Whether or not you follow the same religion, this is a sensitive topic for families. A traditional wedding ceremony holds a great deal of religious value and most parents want to see their children follow in the path the family has set for them. It’s a good idea to sit down with your fiancé and discuss your beliefs and how you see them playing a role in your special day. If you can come to an agreement with how religiously involved your ceremony and reception will be, it will be an easier road to the altar for you both.
7. Theme and décor
It’s normal if you and your S.O. share different tastes in style and decoration. But remember, your wedding day is for you both as a couple, as well as individuals. It’s important that you both agree on the bigger décor decisions, like your venue and the colors worn by the wedding party. However, when it comes to how your guests’ dinner napkins should be folded, you can let one of you take the lead.
As the saying goes, you can’t choose your family, but you can choose your friends. Your fiancé might not love all your girlfriends, or even your maid of honor, and you might even detest one of his groomsmen, or even his best man.

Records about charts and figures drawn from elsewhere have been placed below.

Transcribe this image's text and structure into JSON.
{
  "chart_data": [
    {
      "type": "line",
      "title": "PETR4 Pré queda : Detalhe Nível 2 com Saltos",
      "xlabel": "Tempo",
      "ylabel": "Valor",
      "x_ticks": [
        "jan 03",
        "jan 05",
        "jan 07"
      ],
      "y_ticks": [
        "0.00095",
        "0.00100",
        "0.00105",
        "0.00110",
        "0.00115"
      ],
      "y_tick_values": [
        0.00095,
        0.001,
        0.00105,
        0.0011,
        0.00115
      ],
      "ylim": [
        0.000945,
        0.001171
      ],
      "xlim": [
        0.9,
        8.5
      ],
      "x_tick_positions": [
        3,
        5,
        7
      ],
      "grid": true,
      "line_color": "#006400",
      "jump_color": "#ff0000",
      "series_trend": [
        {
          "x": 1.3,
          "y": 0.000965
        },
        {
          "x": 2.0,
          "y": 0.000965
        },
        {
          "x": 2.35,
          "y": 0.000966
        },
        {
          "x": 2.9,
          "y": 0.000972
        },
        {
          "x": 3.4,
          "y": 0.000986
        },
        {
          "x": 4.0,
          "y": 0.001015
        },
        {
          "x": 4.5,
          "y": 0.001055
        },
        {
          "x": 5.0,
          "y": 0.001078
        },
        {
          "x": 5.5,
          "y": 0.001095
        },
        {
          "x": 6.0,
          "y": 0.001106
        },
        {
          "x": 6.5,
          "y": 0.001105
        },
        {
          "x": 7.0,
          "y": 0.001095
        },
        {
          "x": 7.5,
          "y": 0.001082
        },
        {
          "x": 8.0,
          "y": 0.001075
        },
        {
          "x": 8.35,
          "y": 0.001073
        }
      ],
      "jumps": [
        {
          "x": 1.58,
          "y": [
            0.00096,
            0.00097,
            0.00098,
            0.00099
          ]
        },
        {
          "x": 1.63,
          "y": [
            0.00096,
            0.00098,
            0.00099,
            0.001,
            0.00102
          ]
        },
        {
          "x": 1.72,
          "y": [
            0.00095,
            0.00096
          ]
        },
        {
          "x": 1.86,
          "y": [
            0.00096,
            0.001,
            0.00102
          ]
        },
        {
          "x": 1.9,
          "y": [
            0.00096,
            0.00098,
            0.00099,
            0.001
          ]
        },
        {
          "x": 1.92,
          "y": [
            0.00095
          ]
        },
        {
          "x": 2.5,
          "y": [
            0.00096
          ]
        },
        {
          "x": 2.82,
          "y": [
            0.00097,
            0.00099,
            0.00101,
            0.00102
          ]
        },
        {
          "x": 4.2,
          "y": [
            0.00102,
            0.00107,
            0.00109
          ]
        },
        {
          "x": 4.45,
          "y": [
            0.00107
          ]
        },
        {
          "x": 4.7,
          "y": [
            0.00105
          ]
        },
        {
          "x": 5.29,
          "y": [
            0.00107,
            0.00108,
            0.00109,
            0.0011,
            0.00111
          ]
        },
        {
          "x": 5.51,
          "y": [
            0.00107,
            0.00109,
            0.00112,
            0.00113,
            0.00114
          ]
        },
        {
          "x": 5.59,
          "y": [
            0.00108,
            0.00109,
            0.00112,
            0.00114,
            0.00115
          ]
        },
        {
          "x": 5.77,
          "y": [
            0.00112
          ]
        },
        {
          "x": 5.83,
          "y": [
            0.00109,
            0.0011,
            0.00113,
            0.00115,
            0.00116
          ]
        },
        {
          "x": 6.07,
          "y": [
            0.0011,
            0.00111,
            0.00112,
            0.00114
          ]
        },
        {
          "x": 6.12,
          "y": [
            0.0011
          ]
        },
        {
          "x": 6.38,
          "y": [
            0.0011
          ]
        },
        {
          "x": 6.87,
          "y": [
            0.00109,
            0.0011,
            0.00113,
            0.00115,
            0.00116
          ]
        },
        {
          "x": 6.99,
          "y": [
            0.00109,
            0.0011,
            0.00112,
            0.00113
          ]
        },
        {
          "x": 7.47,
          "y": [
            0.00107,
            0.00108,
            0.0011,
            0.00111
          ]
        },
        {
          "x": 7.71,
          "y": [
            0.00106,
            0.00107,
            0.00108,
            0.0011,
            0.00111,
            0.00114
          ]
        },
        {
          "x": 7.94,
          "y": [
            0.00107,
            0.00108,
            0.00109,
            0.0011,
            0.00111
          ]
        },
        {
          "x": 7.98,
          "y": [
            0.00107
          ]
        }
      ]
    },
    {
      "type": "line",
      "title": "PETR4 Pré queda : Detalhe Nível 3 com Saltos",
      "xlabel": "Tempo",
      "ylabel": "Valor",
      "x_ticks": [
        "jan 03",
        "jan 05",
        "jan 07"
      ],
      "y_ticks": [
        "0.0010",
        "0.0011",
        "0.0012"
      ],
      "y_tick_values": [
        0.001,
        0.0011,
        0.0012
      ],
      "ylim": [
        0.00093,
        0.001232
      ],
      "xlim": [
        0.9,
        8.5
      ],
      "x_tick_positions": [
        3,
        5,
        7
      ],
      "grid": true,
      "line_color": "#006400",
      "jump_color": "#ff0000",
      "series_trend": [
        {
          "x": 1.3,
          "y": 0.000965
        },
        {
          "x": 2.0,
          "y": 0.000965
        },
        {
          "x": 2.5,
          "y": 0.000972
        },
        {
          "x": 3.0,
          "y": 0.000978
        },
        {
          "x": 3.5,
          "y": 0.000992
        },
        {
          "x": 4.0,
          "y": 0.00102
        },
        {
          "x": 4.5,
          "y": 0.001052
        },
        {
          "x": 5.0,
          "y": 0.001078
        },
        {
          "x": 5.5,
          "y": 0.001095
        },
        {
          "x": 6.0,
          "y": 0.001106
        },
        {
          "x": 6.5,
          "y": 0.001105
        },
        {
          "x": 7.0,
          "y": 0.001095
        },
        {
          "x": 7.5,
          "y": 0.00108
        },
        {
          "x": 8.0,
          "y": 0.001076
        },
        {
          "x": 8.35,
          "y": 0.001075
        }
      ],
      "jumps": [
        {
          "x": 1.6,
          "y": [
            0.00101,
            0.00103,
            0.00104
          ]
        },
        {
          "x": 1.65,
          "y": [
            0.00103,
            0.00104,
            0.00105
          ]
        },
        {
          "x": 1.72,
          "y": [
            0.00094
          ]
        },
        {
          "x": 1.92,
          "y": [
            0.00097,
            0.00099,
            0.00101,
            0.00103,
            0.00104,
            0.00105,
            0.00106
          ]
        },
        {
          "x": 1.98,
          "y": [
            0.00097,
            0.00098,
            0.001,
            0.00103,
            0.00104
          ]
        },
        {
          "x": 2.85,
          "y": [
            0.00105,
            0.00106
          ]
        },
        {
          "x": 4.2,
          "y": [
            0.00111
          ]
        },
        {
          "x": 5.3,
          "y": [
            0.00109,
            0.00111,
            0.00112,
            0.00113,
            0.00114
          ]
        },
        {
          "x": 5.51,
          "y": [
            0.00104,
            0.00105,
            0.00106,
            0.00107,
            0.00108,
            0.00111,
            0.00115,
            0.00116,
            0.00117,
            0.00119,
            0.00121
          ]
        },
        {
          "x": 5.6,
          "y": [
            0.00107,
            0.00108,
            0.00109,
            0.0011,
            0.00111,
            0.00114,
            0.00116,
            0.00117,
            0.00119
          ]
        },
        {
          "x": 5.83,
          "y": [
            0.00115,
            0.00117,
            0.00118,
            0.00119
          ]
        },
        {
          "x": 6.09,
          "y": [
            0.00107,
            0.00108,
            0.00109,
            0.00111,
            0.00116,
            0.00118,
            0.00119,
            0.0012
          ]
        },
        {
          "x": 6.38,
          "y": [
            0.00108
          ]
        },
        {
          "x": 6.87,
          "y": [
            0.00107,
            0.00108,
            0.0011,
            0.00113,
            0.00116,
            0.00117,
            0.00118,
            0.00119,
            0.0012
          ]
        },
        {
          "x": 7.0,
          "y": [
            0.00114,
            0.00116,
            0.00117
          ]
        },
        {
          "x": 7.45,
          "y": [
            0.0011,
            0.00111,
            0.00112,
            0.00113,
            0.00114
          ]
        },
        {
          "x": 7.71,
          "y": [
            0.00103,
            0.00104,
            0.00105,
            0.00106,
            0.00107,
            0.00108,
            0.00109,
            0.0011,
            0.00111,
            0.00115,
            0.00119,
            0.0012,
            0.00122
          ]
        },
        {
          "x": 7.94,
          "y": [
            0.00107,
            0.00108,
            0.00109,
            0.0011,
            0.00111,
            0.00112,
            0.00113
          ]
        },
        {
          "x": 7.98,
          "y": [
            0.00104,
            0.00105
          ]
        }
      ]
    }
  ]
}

The key is to tolerate each other’s friends and remember that, even though you might not love each and every one of them, these people hold a great deal of importance to your fiancé, so play nice!
9. Each other’s past
Presumably, you both have exes whom may or may not still play a role in your lives. Maybe it’s the pretty neighbor he dated in middle school whose parents are best friends with his parents, or the high school boyfriend who became your college bestie. It’s a touchy subject to consider inviting anyone who’s ever been with your fiancé (in any capacity) to your wedding, but this, too, is not worth fighting over. Instead, try to get to know his ex. If he gives you the opportunity to, try to make your best nonjudgmental attempt at liking her.
“Respect is the foundation of every good relationship, and couples may argue over feeling mistreated and disrespected if they fail to define what respect means to each of them,” Dr. Castaldo says. “For some, it’s discussing difficult issues right away, being given time and space to work through feelings, or working on their voice tone and making eye contact.” Whatever obstacles or frustrations come your way during the wedding-planning process, remember to show your future husband or wife all the respect he or she deserves. You’ll regret it if you don’t.